"Art thou ready to go to the tomb?" Martha asked, coming to the door of the room. "Soon will the mourners come from Jerusalem and great will the weeping be at the grave of our brother. Where is thy sackcloth?"
"Neither sackcloth nor ashes have I put on. Only to think, come I to this silent room."
"Knowest thou not it is yet unclean?"
"Uncleanness cometh not from the passing out of those we love. Only to keep the Law, observe I the mourning rites. Yet in my quiet do I think."
"Scarce four days is our brother dead and thou art at thy old habit of thinking. Wilt thou never learn thinking is not to tax a woman's time? Wouldst thou take from men their rights?"
"Methinks thinking is proper for whoever hath power to think. Why shouldst not a woman think if by so doing she can find answer to some question that doth perplex her heart?"

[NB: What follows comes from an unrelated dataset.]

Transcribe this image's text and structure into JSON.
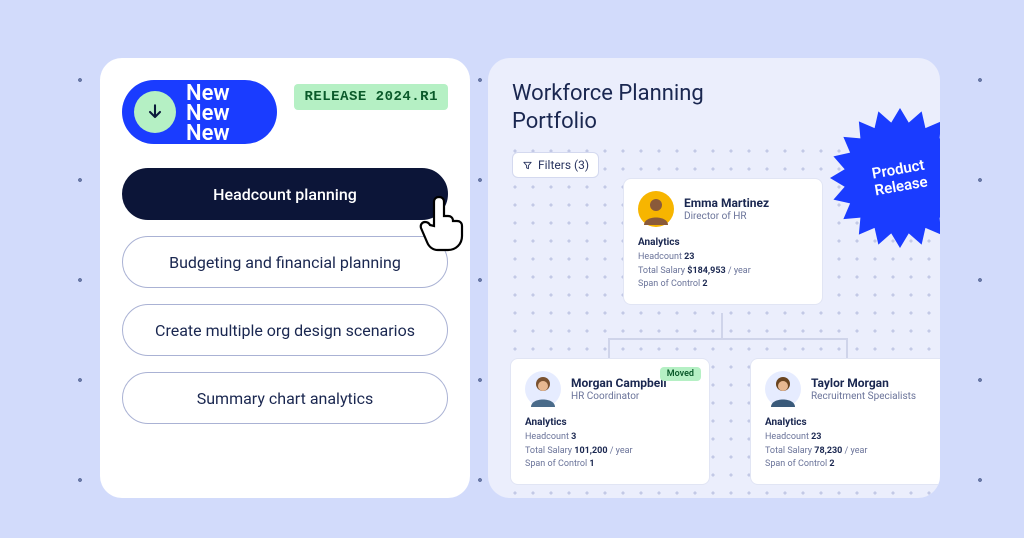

"Thou dost ever make thy way seem right because of fair speech. But of thy thinking what cometh? Here hast thou sat thinking by the couch of him who lieth in the tomb. Hast thou thought anything that is of service?"
"Whether it is of service I know not. But of my thinking doth it come to me that it is not wisdom to seal the dead in tombs when the breath hath scarce left the body. They carried our brother to the garden and laid him on fresh earth as is done with things unclean. There did they trim his beard and cut his nails and wrap him. And before the sun went down he was put in the tomb behind a great stone that scarce a score of men could roll aside."
"Much thinking and much grieving doth make thee foolish. Know you not that the Jew wanteth not corruption in the house after the sunset? Even the air were not enough to hold the evil spirits that would come of it."
"The Jew hath strange ideas about evil spirits and greatly fears something he knoweth not of. Thus doth fear early seal the dead in the tomb—and perhaps they are not dead."